New scooters will also have features that allow cities to have more control over speed and parking.
The system will cap the scooter’s speed at 15 mph in some areas and as little as 8 mph in pedestrian-heavy areas like beaches.
2. How much does Bird cost?
The cost per ride is $1.00 + $0.15 per minute.
The one dollar charge is to unlock the Bird.
Most Birds are used to complete a commute and the average rider travels less than 10 minutes.
A ten-minute ride would cost around $2.50.
3. How do you pay for a Bird ride?
Your credit card information is securely stored in the Bird app.
When your ride is over, you tap a button on the app to indicate that you’re done.
4. Is there a limit to how long a scooter can be rented?
You can only rent a Bird scooter for 24 hours.
It would cost you $217, so don’t forget to tap the button when your ride is over!
Some riders, and even chargers, try to horde scooters for future use.

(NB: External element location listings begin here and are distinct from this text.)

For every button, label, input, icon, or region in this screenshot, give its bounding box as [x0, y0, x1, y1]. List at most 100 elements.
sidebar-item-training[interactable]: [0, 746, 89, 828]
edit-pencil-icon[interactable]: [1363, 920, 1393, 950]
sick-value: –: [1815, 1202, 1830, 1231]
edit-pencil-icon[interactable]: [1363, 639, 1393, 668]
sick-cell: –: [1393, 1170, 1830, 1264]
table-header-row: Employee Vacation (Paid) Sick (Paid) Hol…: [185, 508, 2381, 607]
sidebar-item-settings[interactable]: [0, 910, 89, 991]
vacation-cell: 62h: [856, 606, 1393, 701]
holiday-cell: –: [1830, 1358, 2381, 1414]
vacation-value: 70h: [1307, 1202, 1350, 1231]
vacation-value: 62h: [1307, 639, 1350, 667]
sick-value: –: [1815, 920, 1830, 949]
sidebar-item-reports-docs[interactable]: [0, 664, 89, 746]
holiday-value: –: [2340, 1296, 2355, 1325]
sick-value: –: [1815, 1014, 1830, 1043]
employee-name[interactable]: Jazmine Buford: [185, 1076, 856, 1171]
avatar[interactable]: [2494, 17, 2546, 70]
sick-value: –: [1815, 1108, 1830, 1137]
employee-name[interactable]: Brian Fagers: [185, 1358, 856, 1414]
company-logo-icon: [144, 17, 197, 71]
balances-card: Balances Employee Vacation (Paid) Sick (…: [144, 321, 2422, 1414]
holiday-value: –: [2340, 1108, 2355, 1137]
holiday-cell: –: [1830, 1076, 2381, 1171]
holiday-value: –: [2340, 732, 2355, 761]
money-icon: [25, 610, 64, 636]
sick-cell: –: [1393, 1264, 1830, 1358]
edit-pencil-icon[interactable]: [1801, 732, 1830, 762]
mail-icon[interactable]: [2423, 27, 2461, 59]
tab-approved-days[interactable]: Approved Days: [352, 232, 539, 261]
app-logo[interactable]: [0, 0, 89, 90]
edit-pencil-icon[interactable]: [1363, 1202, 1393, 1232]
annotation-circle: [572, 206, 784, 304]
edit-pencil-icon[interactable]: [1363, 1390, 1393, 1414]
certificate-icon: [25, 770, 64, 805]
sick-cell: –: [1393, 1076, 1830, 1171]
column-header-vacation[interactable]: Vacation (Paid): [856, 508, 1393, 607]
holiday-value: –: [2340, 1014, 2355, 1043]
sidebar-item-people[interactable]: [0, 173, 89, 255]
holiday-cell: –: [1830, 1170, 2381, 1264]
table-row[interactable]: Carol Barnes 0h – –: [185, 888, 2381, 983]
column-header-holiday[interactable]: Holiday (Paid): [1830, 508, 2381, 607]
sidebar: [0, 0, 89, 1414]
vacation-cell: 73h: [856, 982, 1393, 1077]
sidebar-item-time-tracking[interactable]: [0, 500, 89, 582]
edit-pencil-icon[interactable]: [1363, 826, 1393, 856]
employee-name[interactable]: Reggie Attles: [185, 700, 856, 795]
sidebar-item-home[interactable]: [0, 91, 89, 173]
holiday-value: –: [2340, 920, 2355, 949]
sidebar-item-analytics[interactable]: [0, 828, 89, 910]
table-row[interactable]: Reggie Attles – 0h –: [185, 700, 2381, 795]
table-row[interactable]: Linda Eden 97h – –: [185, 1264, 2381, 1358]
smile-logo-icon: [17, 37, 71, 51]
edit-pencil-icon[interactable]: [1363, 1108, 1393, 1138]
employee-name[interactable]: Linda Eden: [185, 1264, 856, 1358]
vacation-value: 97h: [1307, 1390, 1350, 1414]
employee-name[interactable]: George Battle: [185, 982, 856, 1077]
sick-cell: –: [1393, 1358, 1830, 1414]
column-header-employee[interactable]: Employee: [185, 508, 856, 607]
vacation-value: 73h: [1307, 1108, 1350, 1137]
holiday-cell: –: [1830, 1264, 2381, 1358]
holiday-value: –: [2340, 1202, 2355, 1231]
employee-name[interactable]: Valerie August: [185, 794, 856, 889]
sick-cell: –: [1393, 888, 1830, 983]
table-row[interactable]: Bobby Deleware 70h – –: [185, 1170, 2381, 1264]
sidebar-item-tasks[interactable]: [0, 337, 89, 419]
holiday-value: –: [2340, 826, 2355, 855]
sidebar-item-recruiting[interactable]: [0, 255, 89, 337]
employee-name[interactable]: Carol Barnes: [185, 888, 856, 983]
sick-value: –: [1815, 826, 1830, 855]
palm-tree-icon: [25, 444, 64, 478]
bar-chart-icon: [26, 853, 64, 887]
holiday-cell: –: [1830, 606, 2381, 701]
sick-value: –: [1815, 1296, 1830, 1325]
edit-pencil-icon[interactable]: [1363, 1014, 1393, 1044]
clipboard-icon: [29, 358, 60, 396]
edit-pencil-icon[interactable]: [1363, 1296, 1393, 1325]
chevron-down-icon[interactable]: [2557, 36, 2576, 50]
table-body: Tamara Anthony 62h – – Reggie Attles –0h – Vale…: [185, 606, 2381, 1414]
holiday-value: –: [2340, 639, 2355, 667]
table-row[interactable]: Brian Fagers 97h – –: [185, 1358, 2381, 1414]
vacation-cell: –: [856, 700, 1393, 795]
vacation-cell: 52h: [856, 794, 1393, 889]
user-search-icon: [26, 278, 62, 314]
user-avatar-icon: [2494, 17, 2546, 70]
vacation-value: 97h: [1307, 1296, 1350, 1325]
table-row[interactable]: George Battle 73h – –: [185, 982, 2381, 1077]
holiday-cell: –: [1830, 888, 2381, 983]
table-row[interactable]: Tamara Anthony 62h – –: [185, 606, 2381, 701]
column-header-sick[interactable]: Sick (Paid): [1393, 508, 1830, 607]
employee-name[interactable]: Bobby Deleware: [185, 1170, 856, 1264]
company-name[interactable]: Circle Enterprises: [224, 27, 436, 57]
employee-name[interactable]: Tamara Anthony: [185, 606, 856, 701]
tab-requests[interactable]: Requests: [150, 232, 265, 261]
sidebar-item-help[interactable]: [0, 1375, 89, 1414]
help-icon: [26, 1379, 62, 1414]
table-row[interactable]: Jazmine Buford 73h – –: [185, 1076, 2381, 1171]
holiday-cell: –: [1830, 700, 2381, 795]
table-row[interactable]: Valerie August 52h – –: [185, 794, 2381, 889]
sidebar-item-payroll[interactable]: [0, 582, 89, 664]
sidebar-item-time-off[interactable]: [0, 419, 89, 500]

Just remember that Bird knows who the last rider to use the scooter was and that this is against the terms of service.
5. Do the scooters need to be charged?
Riders do not have to worry about charging scooters.
Scooters under a certain charge level will not show up on the map in the rider’s version of the app.
Low battery scooters will be collected by Bird Chargers and be recharged before being released back onto the street.
To say that electric scooter ridesharing is growing rapidly would be an understatement.
From startup to $2 billion in investments and deployment in over 100 cities worldwide in under one year is a massive cultural shift.
Bird provides a safe, easy, affordable, and eco-friendly ride option that reduces the stress of the commute.
Expect to see Birds in many more locations.